El fiscal de Guanajuato, Gerardo Vázquez Alatriste, salió en defensa de la actuación de la Fiscalía General del Estado tras las acusaciones de abuso formuladas por la empresa agrícola Agroverdi S.A. de C.V. en relación con un operativo realizado hace dos semanas en el rancho “El Ramillete”, ubicado en la comunidad del mismo nombre en el municipio de Dolores Hidalgo.
En una declaración emitida este jueves, Vázquez Alatriste aclaró que la intervención no fue arbitraria, sino que se llevó a cabo en respuesta a una denuncia por explotación laboral.
“No se me ocurrió a mí, como Fiscalía, decir ‘haber a qué rancho nos metemos el día hoy’. Hubo denuncia, hubo actos de investigación previos, hubo una autorización judicial.
“No entramos porque se nos ocurrió, sino con una autorización judicial, acompañados de la Procuraduría de los Derechos Humanos y Atención a Víctimas”, afirmó el fiscal, desmintiendo las acusaciones de la empresa.
El operativo en el rancho “El Ramillete” se realizó tras reportes de posibles condiciones laborales irregulares.
Según Vázquez, la mayoría de los jornaleros que laboran en dicho rancho provienen de estados como Guerrero y Michoacán, donde enfrentan condiciones de vida más precarias.
El fiscal señaló que muchos de estos trabajadores no se asumen como víctimas, lo que complica las acciones legales.
“La mayoría de las personas vienen de estados con peores condiciones. En una ponderación de derechos, ¿qué hago? ¿Les digo ‘no pasa nada, estás explotado, pero comes mejor aquí que en tu pueblo’?
“Recordemos que tenemos el objetivo de una Fiscalía humanista. Hay cosas que deben valorarse”, explicó.
Asimismo, Vázquez Alatriste destacó que, aunque la Fiscalía tenía la facultad de clausurar el rancho, optó por no hacerlo para equilibrar los derechos tanto de los trabajadores como de la empresa.
“Pude haber clausurado el lugar y no lo hicimos. Tenemos que hacer un respeto a los derechos humanos, tanto para el rancho como para los trabajadores.
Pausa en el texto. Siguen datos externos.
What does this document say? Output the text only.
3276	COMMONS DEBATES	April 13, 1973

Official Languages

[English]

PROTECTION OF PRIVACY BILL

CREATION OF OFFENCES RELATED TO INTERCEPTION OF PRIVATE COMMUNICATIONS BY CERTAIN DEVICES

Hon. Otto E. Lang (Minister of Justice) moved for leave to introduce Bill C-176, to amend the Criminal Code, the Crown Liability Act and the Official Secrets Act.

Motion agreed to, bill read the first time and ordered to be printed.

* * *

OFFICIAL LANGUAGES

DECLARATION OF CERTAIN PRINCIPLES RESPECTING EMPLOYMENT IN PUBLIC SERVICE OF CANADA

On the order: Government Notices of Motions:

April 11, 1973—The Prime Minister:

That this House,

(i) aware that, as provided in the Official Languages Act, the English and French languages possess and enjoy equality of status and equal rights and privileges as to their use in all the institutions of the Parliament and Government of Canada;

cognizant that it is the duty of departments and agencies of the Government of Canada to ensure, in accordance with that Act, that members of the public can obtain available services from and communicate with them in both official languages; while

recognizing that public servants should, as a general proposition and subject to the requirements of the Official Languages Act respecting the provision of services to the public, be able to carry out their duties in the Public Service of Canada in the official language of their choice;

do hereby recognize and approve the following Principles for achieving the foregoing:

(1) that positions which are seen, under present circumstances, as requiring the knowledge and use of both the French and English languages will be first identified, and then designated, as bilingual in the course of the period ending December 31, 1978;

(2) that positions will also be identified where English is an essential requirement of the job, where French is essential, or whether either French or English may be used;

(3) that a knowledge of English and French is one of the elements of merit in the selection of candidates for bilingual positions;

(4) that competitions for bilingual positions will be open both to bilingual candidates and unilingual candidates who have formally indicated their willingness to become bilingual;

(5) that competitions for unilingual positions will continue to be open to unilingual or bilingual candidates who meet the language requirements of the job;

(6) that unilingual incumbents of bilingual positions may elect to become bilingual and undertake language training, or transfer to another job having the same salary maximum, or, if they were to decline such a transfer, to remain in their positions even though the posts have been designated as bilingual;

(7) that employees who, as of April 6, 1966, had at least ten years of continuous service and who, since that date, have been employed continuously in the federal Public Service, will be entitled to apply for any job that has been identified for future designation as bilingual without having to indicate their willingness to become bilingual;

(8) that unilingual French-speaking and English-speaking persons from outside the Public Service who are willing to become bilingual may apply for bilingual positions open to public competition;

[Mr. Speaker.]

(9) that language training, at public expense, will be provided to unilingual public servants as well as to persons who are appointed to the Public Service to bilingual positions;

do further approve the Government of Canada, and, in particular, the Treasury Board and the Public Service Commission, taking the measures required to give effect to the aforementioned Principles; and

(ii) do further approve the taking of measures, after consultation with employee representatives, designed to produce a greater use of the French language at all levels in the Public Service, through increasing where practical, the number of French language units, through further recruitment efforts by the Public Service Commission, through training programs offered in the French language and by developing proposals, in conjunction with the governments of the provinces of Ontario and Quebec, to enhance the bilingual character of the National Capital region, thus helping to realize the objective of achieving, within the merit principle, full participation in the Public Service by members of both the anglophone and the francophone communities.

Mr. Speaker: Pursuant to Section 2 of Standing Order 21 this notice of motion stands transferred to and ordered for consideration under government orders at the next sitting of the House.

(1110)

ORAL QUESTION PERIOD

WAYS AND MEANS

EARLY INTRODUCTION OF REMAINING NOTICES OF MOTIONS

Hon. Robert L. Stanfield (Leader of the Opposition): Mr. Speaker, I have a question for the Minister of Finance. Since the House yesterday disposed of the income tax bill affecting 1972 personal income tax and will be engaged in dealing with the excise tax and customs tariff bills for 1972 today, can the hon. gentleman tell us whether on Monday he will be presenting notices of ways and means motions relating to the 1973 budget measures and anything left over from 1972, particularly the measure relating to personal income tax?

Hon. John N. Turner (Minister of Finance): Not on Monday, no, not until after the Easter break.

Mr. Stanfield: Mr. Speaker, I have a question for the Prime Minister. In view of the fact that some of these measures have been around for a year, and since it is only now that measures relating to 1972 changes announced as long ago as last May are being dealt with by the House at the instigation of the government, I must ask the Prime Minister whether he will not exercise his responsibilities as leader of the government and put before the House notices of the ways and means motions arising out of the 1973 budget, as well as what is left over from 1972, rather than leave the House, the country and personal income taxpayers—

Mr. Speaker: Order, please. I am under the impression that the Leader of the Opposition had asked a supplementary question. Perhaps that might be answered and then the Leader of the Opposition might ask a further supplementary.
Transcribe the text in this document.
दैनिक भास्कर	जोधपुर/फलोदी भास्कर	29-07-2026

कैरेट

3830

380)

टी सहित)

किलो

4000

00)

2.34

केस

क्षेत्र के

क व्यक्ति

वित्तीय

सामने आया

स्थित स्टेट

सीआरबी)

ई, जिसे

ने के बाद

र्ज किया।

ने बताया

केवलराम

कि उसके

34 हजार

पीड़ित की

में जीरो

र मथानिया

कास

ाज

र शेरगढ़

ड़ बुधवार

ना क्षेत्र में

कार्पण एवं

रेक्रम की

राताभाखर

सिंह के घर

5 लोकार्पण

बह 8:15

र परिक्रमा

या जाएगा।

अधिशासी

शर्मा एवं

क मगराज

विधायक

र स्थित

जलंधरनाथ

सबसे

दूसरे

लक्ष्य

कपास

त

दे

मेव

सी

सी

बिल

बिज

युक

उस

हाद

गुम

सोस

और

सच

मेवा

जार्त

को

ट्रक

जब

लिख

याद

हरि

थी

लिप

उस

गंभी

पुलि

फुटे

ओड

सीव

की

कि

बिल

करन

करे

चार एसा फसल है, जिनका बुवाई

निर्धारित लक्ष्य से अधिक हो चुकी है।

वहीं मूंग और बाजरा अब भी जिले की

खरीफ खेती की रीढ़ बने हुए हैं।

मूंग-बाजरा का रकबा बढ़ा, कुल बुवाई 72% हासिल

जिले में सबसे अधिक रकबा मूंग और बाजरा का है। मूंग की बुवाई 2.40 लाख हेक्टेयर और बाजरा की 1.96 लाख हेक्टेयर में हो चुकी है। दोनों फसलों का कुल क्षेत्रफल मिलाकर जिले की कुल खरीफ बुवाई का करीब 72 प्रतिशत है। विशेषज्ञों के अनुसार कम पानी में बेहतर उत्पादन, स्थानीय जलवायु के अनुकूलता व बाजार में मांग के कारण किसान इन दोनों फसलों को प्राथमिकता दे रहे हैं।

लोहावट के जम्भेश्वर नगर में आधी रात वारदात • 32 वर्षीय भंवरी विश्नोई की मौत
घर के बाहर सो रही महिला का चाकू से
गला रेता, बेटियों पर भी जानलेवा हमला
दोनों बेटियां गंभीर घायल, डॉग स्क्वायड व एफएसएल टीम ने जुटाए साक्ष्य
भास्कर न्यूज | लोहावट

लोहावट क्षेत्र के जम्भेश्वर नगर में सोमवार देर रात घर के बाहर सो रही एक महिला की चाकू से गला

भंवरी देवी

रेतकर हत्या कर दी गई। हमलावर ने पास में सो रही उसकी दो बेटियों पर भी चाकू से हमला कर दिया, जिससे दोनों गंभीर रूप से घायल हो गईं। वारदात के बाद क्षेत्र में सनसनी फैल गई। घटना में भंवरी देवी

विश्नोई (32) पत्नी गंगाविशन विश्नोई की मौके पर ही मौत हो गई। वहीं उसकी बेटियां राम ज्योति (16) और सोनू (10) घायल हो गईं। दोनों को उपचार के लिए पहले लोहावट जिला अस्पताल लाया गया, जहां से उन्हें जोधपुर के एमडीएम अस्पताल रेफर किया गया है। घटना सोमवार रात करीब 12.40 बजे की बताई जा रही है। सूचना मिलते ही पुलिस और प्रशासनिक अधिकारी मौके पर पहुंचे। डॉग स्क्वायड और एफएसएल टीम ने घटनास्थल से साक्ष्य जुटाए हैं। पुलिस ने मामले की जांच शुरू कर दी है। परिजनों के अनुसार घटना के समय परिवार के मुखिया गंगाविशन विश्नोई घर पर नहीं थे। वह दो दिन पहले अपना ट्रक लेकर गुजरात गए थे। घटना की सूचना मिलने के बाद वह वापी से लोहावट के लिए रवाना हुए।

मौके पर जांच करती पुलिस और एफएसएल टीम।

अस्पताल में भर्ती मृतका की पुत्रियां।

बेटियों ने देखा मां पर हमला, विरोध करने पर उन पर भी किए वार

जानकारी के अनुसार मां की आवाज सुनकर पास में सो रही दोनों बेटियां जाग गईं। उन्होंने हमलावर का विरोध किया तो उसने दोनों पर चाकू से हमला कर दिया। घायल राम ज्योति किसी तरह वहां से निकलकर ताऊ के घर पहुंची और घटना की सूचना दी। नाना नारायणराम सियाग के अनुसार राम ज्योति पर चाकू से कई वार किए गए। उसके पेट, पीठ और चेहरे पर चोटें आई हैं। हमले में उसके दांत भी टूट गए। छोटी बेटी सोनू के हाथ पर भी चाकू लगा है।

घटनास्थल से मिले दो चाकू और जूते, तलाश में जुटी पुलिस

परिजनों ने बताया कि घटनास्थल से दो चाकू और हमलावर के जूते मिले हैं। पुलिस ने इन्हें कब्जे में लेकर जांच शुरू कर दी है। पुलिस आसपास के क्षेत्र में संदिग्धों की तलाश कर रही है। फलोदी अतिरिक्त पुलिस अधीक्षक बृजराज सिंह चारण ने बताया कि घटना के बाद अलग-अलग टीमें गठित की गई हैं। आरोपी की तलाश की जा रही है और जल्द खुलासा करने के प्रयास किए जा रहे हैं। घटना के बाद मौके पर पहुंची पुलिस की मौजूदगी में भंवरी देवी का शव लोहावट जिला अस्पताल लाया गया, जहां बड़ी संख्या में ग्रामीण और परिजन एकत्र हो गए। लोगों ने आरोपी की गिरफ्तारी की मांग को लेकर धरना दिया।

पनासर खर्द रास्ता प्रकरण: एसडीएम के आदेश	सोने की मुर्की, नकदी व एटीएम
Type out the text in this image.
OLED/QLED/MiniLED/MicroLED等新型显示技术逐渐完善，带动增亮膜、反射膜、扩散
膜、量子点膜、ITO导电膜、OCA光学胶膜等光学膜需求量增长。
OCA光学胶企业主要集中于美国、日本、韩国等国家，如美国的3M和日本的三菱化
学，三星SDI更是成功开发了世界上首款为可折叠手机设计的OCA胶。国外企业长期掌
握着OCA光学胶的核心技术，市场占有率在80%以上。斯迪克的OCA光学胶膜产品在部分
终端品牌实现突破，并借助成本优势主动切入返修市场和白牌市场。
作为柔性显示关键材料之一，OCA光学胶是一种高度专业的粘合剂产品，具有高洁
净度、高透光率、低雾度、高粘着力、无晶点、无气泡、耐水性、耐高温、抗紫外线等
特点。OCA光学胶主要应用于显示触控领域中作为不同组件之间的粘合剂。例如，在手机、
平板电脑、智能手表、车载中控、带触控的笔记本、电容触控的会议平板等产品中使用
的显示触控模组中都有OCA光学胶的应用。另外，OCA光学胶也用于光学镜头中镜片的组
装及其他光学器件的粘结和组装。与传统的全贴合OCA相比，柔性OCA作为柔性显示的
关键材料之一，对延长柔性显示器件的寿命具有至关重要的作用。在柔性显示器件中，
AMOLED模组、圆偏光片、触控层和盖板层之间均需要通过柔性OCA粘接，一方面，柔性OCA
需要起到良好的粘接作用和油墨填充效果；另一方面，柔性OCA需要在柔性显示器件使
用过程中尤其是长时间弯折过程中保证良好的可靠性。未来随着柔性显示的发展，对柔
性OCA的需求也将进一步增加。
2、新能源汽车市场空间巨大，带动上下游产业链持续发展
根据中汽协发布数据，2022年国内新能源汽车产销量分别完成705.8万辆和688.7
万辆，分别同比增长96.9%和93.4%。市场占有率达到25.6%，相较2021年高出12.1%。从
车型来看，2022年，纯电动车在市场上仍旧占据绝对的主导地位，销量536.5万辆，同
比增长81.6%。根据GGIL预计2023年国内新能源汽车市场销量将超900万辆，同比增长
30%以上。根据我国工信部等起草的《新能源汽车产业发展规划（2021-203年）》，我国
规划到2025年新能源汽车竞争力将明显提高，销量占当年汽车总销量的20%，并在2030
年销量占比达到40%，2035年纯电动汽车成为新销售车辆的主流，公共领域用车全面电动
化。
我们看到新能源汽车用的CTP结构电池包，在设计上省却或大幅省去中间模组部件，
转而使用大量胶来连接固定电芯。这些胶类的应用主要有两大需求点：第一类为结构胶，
"Está bien, lo cierro, pero ¿y los trabajadores? Mal pagados, mal comidos, mal todo y en condiciones insalubres, peso su ingreso es una ponderación”, subrayó.
El caso ha generado controversia en la región, ya que los jornaleros, provenientes de estados con mayores índices de pobreza, enfrentan dilemas complejos entre la precariedad de sus lugares de origen y las condiciones laborales en el rancho.
La Fiscalía aseguró que continuará investigando para garantizar el respeto a los derechos humanos y laborales, manteniendo un enfoque humanista en sus acciones.